The conversations were difficult with some of the businesses. Kuhlow was relaying information from public health officials, but not all the owners she represents were pleased, she recalled.
“Not pleasant. There were a few shoot-the-messenger-type situations,” she said.
Kuhlow, who became one of the figures associated with the broad plans to reignite the Park City economy, is departing as the executive director of the Historic Park City Alliance on June 30.
She is currently serving as the top staffer of the organization for a second time. She led the group between 2010 and 2016, another notable time as Main Street emerged from the difficulties of the recession of more than a decade ago. She returned as the executive director in September of 2019, just months before the pandemic struck. Kuhlow plans to pursue other opportunities, including the possibility of representing business groups outside of Park City. She will continue to work as a staffer at the Habitat for Humanity chapter that represents Summit County and Wasatch County.
She worked for City Hall for 12 years — in the planning, special events and sustainability offices — prior to her first stretch with the Historic Park City Alliance. Kuhlow, 46, lives in Park Meadows.
Kuhlow was the primary author of a Historic Park City Alliance plan for an economic comeback from the impacts of the coronavirus. The plan was released just weeks after the shutdowns of March 2020 and served as a blueprint of sorts for the discussions between Main Street and City Hall that spring that resulted in the introduction of pedestrian days last summer. The pedestrian days were a highly visible element of the overall plans for a comeback, but there were many others that did not receive publicity.

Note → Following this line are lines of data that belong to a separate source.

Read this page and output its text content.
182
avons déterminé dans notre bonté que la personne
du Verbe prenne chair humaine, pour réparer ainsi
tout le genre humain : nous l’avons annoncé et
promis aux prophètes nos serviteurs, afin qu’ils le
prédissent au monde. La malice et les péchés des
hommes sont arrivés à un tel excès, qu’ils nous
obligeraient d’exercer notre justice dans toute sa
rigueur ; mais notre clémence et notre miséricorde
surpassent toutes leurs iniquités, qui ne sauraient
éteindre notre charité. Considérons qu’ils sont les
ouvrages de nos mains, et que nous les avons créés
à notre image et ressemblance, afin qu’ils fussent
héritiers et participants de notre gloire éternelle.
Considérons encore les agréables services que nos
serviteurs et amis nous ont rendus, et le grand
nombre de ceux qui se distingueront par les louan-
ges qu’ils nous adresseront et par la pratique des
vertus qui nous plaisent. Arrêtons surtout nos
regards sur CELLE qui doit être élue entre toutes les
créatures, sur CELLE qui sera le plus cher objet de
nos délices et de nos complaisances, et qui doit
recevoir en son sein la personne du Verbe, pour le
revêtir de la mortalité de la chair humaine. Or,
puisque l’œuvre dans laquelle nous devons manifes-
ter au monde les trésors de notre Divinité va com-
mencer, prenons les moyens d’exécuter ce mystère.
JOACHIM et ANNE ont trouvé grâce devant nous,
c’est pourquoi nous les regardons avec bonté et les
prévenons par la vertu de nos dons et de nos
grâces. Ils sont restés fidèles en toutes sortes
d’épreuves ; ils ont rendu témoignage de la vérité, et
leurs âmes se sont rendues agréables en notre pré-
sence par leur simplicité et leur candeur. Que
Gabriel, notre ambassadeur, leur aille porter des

The Historic Park City Alliance is the community’s most visible and influential business group other than the Park City Chamber/Bureau. The membership covers a broad range of businesses, including the well-known shops, restaurants and nightclubs along Main Street. The group also represents businesses not generally associated with the street itself, such as office tenants in the Main Street core. Although the Main Street core geographically covers just a small area, there are numerous competing interests. The various sectors have individual wishes while there has long been tension between the businesses on either side of the Heber Avenue intersection.
Kuhlow said she is proud of having been able to work with the various interests through a series of controversial issues. She mentioned the alterations to the Park Silly Sunday Market introduced over time that have stretched the crowds throughout Main Street after the Silly Market drew so many to the lower section of the street. She also noted a major revamping of the paid-parking system and the passage of a sales-tax increase that has provided funds for improvements. The talks that resulted on restrictions on chain stores in the Main Street core were launched during her first stretch as the executive director.
She said the Historic Park City Alliance, as an organization, is currently strong and has a board of directors that understands its responsibilities. She said she is leaving the Historic Park City Alliance with a “solid foundation.”
Kuhlow said the top Main Street challenges include parking and traffic. There is also a diverse group of business owners who are “out-of-the-box thinkers,” she said.
“It’s kind of like its own city,” she said, adding, “It’s got its own little microcosm of issues.”